Arm Intervention/treatment
Experimental: Infacort
Infacort® granules
Drug: Infacort®
Infacort® is a dry granule formulation of hydrocortisone stored in capsules available in different strengths (0.5, 1.0, 2.0 and 5.0 mg).




Primary Outcome Measures :
  1. Incidence of Serious Adverse Events (SAEs) and Adverse Events (AEs) [ Time Frame: 29 months ]
    The primary endpoint was the nature and occurrence of serious adverse events (SAEs) and adverse events (AEs) observed throughout the study. AEs were recorded from the time of the first intake of Infacort until the final visit.


Secondary Outcome Measures :
  1. Growth Velocity [ Time Frame: 29 months ]
    Growth velocity standard deviation score (SDS). Body height/length (cm) was obtained at each visit by specially trained paediatric endocrine nurses or physicians using standard calibrated auxological methods.

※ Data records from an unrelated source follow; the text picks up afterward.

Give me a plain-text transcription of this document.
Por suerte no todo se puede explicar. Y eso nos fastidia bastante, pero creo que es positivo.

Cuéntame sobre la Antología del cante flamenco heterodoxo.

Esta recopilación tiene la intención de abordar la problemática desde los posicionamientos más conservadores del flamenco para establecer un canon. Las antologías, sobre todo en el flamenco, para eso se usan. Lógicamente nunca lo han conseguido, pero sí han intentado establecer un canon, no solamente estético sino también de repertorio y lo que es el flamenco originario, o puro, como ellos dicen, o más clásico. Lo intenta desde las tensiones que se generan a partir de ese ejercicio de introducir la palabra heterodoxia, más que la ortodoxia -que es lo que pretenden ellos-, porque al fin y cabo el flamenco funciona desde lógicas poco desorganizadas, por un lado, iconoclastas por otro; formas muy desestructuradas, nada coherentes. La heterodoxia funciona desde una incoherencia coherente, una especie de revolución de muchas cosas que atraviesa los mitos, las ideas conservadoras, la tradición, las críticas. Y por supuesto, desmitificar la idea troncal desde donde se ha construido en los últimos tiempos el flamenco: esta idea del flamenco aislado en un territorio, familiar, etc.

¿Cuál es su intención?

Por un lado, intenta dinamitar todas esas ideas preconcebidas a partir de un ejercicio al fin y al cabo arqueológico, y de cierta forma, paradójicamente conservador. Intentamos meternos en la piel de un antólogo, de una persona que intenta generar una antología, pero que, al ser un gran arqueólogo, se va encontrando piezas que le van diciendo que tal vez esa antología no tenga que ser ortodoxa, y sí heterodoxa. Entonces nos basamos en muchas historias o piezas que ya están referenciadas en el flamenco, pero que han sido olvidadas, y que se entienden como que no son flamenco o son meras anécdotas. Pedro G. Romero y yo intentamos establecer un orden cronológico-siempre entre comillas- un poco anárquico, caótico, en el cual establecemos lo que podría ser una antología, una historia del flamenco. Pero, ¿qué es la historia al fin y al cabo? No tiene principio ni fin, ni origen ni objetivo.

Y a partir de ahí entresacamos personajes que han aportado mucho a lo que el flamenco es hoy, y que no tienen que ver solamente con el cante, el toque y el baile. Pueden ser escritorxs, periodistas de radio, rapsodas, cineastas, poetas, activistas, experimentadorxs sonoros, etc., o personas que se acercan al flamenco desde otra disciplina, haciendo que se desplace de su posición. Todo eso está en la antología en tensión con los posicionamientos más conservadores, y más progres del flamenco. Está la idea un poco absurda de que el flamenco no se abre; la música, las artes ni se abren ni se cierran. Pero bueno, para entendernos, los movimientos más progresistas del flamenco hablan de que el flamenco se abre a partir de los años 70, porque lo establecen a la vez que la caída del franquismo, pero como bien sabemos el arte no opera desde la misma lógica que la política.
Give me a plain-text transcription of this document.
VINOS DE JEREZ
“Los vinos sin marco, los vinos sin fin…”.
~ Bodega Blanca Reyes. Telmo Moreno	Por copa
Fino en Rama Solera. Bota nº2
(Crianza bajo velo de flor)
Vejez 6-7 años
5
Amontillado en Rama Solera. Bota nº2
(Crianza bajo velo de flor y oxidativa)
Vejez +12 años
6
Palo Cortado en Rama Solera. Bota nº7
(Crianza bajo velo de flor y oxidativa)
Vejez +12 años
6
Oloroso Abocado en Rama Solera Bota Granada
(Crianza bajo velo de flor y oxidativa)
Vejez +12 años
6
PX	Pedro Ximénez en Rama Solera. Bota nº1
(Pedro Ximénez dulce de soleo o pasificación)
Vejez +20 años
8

  2. Cortisol Levels [ Time Frame: 29 months ]
    Cortisol levels measured from dried blood spots. The dried blood spots were analysed for multi-steroids, including cortisol (all subjects). Blood spot absolute laboratory values for the safety population are presented. A dried blood spot sample was collected at the initial and final visits, every month for the first 2 months of the study and thereafter every 6 months (unless required after 3 months).

  3. Number of Participants Exhibiting a Change in Tanner Development Stage [ Time Frame: 29 months ]
    The Tanner Development Stage was assessed as an additional analysis in this study. All assessments (breast, genitalia, and pubic hair) were Grade 1 (pre-pubertal) at baseline, with only 1 subject (in Cohort 2) showing a change during the study. Subject 018 showed progression to Grade 2 in the pubic hair category (sparse, pigmented hair mainly on labia).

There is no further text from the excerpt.